Another trend to watch is the rise in Mortgage rates. Again, it is predicted that the mortgage rates will rise at a slower pace in 2019. A 30-year fixed mortgage should rise half a percentage point this year according to Freddie Mac compared to the 2018 30-year fixed mortgage rate which went up just under three-quarters of a percentage point.

A shy buyer’s market can be concerning. Potential home buyer’s should gauge home ownership affordability. When the prices and rates go up, it is harder to find affordable homes.

“We do worry about affordability, particularly in some areas that have lower inventory” of homes for sale, says Randy Hopper, senior vice president of home lending for Navy Federal Credit Union.

According to Hopper this will not deter prospective home buyers from purchasing a home. He explains that a quarter or half percentage point rise will only impact a mortgage payment by $75 to $100 per month on a $300,000 home for example.

Hopper states this, “isn’t insignificant, but it’s not necessarily something that impacts the buying decision.”

As far as home prices, Danielle Hale, chief economist for predicts the home prices to rise at a slow pace which will cause them to fall back in line with incomes.

Look for ways the builder’s accommodate the price increases in the housing market to make a more affordable home for potential buyers. Builder’s are building new homes smaller and more affordable.

“Continuing a multiyear trend, new single-family home size decreased during the third quarter of 2018,” wrote Robert Dietz, chief economist for the National Association of Home Builders, in a November blog post. “New home size has been falling over the last three years due to an incremental move to additional entry-level home construction.”

Homes built in 2018 averaged out to be about 2,320 square feet which is 4.9% smaller than the median size of new homes built in 2016.

Hopper comments, “I think for many years, the builders were focused on that $500,000-and-up market because the margins were healthier,” he says. “But they’re starting to find now that there’s so much pent-up demand in the lower-end-priced market that they can sustainably offer communities and new construction, and we’ve seen a lot of growth in that space.”

Another trend to be aware of is first-time home buyers. “First-timers have dominated the mortgage market for the past 10 years, and their share today is still high,” according to an Urban Institute report published this summer, which adds: “We don’t see this changing anytime soon.”

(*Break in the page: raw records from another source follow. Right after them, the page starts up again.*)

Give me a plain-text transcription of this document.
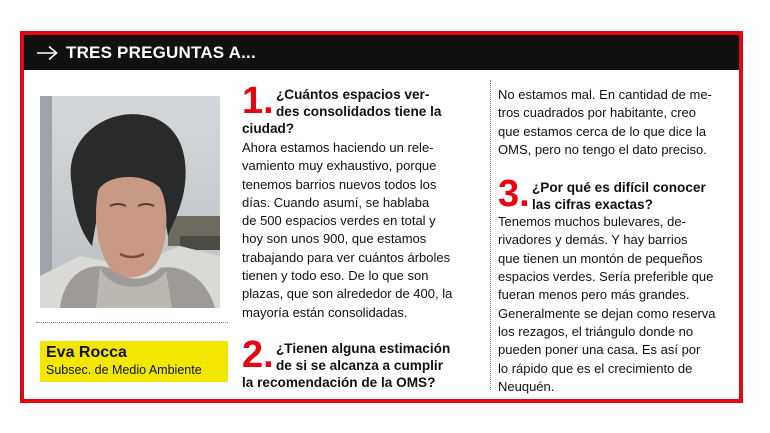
TRES PREGUNTAS A...
Eva Rocca
Subsec. de Medio Ambiente
1. ¿Cuántos espacios ver-
des consolidados tiene la
ciudad?
Ahora estamos haciendo un rele-
vamiento muy exhaustivo, porque
tenemos barrios nuevos todos los
días. Cuando asumí, se hablaba
de 500 espacios verdes en total y
hoy son unos 900, que estamos
trabajando para ver cuántos árboles
tienen y todo eso. De lo que son
plazas, que son alrededor de 400, la
mayoría están consolidadas.
2. ¿Tienen alguna estimación
de si se alcanza a cumplir
la recomendación de la OMS?
No estamos mal. En cantidad de me-
tros cuadrados por habitante, creo
que estamos cerca de lo que dice la
OMS, pero no tengo el dato preciso.
3. ¿Por qué es difícil conocer
las cifras exactas?
Tenemos muchos bulevares, de-
rivadores y demás. Y hay barrios
que tienen un montón de pequeños
espacios verdes. Sería preferible que
fueran menos pero más grandes.
Generalmente se dejan como reserva
los rezagos, el triángulo donde no
pueden poner una casa. Es así por
lo rápido que es el crecimiento de
Neuquén.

Currently first-time home buyers take out approximately 60% of purchase mortgages. Prior to the housing crisis, first-time home buyers only made up 40%. In fact, 80% of the growth in home sales for the past three years are from first-time home buyers.

Tian Liu, chief economist for Genworth Mortgage Insurance reports, “Between 2007 and 2015, our estimate is that roughly 3 million first-time home buyers delayed buying a home, and they’re reaching that age when they can no longer delay.” Liu says. “Their housing needs are really catching up with them. It doesn’t feel right to be raising a family in a rental apartment. They want to own their place. So I think those drivers will be very significant for the next few years.”

Look at the mortgage lending standards. Mortgage lenders want to make sure a borrower can repay their loans. During the financial crisis of 2008, lenders became strict on their lending standards.

Today, mortgage lenders are tending to relax the standards. There are less documents, lower credit scores and smaller down payments that are required.

This leads into what type of mortgages are being chosen by home buyers. When rates on fixed-rate mortgages go up, home buyers tend to choose ARMs (adjustable-rate mortgages).

Arms accept more risk from the borrower. In October of 2018 ARM’s consisted of 8.2% of compared to the 5.5% in 2017.

Last, watch for bidding wars. Even though 2019 is predicted to be a seller’s market doesn’t mean a seller can expect a bidding war. If a home is priced above the median for that area, sellers tend to not see a bidding war.

As a seller, Hale says, “if you’re in that above-median price point, you’re going to have to price competitively and offer incentives for buyers.”